Observing that the momentum of the current political climate is resulting in a greater secularization of the American mind, I suspect that the numbers presented in this ARIS report will likely increase in the next five years. As Christian doctors continue to have their right of conscience threatened, as institutions like Notre Dame make an impractical distinction between the office of President and his ideology, and as common, every day believers hand over their religious freedom of expression for a mythical notion of neutral language and practice, I think we will see these numbers increase throughout the country. But this is not the end of Christianity and God is not dead. America may no longer be easily identified as a “Christian nation,” but the work of the church has not ceased.
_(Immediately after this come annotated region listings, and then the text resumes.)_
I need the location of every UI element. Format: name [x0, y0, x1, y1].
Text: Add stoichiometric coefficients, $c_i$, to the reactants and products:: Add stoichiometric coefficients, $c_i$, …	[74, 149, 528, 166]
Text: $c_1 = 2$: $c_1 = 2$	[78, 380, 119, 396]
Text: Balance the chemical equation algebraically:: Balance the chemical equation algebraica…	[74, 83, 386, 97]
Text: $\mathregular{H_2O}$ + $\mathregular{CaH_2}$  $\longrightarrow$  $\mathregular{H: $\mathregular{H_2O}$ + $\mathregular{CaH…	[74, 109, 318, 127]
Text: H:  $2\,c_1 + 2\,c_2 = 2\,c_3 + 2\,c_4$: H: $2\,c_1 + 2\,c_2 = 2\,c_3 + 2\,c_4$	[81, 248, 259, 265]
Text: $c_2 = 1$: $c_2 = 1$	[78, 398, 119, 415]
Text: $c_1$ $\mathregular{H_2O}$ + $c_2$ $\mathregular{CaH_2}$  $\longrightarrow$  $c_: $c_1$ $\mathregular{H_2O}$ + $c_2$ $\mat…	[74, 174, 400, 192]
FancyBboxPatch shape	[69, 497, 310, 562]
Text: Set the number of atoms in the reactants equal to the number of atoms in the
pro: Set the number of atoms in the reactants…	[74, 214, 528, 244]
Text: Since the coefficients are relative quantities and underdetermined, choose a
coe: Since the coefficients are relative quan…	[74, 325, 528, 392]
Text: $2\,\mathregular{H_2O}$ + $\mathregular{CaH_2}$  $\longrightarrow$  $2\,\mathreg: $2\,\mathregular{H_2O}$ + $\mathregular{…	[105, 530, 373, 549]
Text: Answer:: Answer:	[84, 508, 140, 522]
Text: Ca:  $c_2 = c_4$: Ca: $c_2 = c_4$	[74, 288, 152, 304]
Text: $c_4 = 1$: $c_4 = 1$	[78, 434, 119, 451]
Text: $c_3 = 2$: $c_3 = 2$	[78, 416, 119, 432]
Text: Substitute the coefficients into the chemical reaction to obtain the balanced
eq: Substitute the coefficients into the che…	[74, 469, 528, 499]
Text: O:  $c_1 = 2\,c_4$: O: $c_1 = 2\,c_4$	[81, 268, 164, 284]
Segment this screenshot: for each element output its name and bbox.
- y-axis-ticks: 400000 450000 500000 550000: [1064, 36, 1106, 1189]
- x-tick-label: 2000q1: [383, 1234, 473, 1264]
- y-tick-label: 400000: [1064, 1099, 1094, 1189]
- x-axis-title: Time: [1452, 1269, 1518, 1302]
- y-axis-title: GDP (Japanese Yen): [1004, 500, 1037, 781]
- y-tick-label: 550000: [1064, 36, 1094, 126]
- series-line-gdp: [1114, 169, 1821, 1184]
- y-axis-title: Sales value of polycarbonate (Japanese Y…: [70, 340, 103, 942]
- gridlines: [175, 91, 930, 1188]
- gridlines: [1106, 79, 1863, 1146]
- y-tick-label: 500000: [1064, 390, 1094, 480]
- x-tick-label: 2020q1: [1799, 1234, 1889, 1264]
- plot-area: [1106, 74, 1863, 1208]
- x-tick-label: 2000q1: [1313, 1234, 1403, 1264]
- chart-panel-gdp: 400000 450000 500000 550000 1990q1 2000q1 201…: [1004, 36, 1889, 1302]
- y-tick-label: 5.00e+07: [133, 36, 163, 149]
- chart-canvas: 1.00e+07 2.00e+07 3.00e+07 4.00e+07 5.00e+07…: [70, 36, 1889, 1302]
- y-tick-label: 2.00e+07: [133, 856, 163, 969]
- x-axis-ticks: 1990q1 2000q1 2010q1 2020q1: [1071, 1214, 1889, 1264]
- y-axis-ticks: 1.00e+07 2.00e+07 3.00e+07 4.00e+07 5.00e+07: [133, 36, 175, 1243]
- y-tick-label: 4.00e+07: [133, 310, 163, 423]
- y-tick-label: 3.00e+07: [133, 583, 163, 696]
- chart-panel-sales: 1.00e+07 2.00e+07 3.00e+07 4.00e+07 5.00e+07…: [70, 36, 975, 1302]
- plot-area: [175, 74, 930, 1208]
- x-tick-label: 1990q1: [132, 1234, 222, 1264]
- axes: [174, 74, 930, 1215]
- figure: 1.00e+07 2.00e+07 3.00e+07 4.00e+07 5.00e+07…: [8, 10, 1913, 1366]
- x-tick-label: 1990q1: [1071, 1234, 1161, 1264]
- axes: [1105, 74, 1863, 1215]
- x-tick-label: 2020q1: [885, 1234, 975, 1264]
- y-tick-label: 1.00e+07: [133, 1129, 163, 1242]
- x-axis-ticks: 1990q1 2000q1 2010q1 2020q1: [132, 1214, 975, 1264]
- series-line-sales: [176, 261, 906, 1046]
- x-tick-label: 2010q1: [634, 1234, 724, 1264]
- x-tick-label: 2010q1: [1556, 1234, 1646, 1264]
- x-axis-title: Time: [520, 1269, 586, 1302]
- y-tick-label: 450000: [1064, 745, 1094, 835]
American Christians do not really know what it means to be persecuted. Yet on a relative scale, I do believe that the infractions against conservative religious voices will motivate an uprising of American Christians willing to challenge the rising tide of intolerance. The question for Christian conservatives is, are we willing to work harder AND smarter to impact individual’s lives that will ultimately have an impact on the overall worldview of our society? In theory, we are all willing, but are we willing to stake our lives and reputation on an explicit expression of the Christian worldview? Perhaps we can even take some responsibility for the problem of secularization for preferring a godless conservative language and approach over that which is consistently and unabashedly Christian. That is not a battle between the conservative vs. the secular, but the Christian vs the secular.